規制・法務 · Regulation & Compliance

伊財務警察、2,769人規模の IPTV 海賊版網を摘発 — W杯前に続く取締りが映す「断片化の代償」

イタリアでの違法配信摘発が止まらない。財務警察は加入 2,769 人の IPTV 海賊版網を摘発し、直前には €3 億規模の別事件も挙がった。高速遮断制度 Piracy Shield が取締りを支える一方、巻き添え遮断や DAZN ら権利者の負担という代償も浮かぶ。

イタリア財務警察は6月12日、無許可のIPTV(ネット経由でテレビ番組を再送信する仕組み)海賊版網を摘発し、利用者2,769人と容疑者4人を特定したと発表した。今回の摘発は5月にも摘発された大型海賊版網に続く、一連の取締りの一つだ。
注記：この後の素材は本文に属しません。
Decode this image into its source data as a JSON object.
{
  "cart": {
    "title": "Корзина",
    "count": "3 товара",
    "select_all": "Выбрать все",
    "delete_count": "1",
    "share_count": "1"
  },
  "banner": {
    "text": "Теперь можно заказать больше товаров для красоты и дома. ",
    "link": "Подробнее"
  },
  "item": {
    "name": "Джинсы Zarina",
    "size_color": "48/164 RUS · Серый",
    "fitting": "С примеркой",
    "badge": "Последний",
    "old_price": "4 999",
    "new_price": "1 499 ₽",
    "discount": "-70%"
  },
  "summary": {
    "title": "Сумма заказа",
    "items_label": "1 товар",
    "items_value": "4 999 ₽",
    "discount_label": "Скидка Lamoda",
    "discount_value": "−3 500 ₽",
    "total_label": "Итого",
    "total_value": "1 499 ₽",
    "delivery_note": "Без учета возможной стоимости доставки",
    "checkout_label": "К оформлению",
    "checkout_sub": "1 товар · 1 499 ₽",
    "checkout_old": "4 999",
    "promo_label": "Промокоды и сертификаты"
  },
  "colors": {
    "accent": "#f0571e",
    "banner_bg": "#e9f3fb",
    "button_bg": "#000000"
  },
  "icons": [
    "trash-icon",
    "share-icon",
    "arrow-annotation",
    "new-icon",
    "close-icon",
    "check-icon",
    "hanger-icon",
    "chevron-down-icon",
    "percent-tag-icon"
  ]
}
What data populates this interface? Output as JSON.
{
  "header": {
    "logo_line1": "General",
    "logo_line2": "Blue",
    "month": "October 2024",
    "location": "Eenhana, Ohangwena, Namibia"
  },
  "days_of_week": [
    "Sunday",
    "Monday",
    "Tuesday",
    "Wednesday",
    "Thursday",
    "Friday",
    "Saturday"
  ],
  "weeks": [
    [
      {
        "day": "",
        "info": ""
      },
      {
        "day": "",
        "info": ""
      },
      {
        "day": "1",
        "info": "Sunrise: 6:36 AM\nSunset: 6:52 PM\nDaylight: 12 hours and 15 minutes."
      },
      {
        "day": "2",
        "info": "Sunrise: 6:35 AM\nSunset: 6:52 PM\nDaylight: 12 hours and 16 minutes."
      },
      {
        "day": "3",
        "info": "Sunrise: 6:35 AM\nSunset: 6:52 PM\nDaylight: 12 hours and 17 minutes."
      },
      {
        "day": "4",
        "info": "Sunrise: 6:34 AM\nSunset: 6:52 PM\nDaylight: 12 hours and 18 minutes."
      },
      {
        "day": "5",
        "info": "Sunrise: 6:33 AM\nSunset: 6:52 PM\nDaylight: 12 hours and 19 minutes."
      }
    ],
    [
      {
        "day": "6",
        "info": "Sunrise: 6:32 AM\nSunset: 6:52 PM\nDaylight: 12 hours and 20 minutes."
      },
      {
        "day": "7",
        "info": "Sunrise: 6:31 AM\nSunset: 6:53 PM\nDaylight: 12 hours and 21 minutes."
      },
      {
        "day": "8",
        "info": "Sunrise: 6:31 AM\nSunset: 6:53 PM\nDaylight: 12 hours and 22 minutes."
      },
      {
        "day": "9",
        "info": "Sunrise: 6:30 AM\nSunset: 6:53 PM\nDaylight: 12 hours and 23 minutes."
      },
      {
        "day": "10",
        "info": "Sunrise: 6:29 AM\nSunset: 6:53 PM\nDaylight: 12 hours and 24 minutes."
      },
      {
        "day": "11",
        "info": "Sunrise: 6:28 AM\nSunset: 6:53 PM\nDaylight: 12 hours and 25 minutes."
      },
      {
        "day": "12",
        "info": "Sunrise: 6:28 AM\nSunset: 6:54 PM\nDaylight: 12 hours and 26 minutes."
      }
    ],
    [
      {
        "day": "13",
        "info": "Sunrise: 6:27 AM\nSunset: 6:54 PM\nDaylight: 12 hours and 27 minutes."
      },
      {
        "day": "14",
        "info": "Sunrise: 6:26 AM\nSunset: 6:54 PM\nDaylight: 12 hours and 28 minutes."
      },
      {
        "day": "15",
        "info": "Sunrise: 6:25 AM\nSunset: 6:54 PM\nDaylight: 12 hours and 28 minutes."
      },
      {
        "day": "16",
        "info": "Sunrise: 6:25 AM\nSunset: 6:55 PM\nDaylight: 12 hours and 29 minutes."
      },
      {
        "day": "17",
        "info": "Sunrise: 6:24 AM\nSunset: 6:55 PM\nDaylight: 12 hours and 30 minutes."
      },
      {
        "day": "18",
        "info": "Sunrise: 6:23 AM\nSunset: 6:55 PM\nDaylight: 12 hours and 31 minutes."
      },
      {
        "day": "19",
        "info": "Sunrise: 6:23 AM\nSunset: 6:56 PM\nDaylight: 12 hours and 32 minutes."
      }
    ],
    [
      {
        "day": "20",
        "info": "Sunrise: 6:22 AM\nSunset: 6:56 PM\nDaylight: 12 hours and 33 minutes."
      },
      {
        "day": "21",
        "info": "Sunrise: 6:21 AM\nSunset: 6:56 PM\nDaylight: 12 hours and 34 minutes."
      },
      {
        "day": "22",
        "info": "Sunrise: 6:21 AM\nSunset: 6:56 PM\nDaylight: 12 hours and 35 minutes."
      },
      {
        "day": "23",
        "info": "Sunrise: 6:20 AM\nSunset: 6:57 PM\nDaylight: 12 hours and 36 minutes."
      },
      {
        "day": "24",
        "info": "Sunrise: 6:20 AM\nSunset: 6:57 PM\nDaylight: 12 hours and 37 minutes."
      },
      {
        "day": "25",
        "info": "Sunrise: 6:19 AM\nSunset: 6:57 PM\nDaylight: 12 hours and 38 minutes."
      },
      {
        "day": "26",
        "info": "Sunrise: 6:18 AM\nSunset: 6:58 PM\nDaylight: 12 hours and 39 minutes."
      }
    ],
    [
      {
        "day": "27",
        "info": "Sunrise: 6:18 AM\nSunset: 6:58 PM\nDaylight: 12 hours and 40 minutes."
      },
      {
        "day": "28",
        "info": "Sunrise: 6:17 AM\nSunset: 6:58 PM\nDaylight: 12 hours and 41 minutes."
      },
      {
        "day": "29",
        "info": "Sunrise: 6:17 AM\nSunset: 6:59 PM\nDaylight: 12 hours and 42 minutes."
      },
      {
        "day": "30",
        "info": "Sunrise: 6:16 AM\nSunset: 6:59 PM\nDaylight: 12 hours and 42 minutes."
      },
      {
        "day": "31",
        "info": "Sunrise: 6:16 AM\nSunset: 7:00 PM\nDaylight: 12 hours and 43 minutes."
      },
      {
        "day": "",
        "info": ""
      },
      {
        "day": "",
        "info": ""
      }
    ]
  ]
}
  • 摘発は加入者2,769人・容疑者4人の規模で、利用者は全国43県に広がり、南部クロトーネの拠点3か所を含め約€65万の資産を押収した
  • 加入料は内容に応じて月€10〜€40、利用者への行政罰は€154〜€5,000(常習者ほど高額)
  • 直前の5月には、Sky・DAZNNetflixDisney+Spotifyを違法配信した「CINEMAGOAL」も摘発され、被害額は放映権の取りはぐれだけで約€3億(暫定値)、70を超える再販業者が年€40〜€130で販売していた
  • 摘発を支えるのは2024年導入の高速遮断制度Piracy Shieldだが、2025年9月の調査では数百の正規サイトが巻き添え遮断されたと報告され、遮断を拒んだCloudflareには€14.2Mの制裁金が科された

編集部の視点

イタリアの海賊版対策は、運営者の摘発だけでなく、利用者への行政罰と接続事業者への遮断義務へ負担を分散している。今回は43県の利用者が対象となり、Piracy Shieldへの対応を拒んだCloudflareにも制裁金が科された。正規サイトの巻き添えも報告されるため、執行速度を上げる制度には誤遮断を訂正する精度も求められる。